Stories of Sexual Harassment: Will You Ask? Will You Listen?


Harass (verb) 1. to annoy persistently  2. to create an unpleasant or hostile situation especially by uninvited and unwelcome verbal or physical contact
            --Merriam-Webster.com

Go ahead. Ask them.

Ask the women in your life--moms and sisters, wives and friends, daughters and neighbors: as a man, ask them, if, as women, they've ever experienced sexual harassment.  A leering look or sexually charged remark from a boss. An invite from a married male colleague for drinks after work.  A dirty joke shared in mixed company designed to embarrass or shock.  An outright pass from a supervisor with the unspoken or spoken understanding that if said pass is accepted one's career might just advance faster.

Ask.  And then just listen.     

I guarantee much of the time you will be shocked by the responses, by the truth that unwanted sexual attention by men towards women in the workplace is still so much more prevalent and common than society, and men, want to face up to. Almost all the women I know have at least one such story to share, often many more.  The fact it takes revelations around a Harvey Weinstein to remind us of this ongoing reality is all the more sad.  Weinstein is the now quickly falling and fading mega-powerful Hollywood producer whose apparently well deserved reputation as a lothario and harasser of women, was first reported in a blockbuster New York Times story last week. 

His story might be more shocking if it wasn't so typical. A powerful man uses the power of his position to intimidate, harass, or exploit women.  It can be a producer or the President, a minister or a CEO, a blue collar boss or a white collar manager. The setting matters less than the power dynamic, a relationship within which the one who has less power is subtly or not so subtly pushed or threatened to "just play along" for if they do not, the implication is clear.  Careers will be delayed, detoured, derailed or destroyed.

The time for self congratulation as a society is over, the comforting myth that we've come "so far".  Yes, the atmosphere in many workplaces is "better" for women, better than in generations past and yet still this stubborn societal sin of harassment (and its twin, bias)  hangs on. We may not be in the age of "Mad Men" any more but in so many major industries, women are grossly underrepresented in circles of power: high tech, government, filmmaking, and religion, to name but a few. This dearth of female leadership creates an atmosphere within which harassment easily flourishes, a locker room mentality.  It's far too easy and normative for "boys to be boys" when boys are the only people in the room.

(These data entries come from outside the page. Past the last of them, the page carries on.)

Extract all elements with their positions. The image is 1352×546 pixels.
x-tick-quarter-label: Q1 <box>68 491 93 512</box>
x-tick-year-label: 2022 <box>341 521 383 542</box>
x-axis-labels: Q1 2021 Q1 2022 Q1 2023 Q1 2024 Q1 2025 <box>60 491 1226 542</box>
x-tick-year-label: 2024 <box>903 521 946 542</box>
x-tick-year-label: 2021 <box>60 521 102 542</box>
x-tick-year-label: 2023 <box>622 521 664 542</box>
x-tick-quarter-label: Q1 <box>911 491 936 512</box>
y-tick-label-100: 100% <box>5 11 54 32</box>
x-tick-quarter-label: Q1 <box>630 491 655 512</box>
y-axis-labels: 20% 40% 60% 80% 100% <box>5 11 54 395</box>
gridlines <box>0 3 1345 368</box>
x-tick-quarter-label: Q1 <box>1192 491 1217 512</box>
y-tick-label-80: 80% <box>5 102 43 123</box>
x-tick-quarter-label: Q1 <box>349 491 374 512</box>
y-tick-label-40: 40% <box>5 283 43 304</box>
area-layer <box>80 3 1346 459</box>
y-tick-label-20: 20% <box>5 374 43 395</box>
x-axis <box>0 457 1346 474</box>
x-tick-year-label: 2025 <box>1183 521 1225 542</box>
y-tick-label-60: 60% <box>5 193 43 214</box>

I've been blessed in my life to be surrounded by smart, committed, ambitious and talented women, both in my family and in my work. I've grown up in a faith that declares the call by God to serve others has nothing to do with gender and everything to do with faithfulness. And I do so want to live in a world where all of us are given the chance to  become who God makes us to be, without any fear or any prejudice. That's the vision. That's the hope.  For me.

But even more important, that's the hope for Chloe and Caroline and Emily and Kara.  For Barb and Kathy and Lynne and Claire and Mary.  For Mom and Aunt Carol and Nancy and Linda.  Who are the women in your life who need to tell you their story? Who need to be heard? And more important, who needs to soar, to simply be given the chance to take the talents and the gifts that their God has given them and then succeed? Shine?

Go ahead.  Ask.  And then...listen to their stories.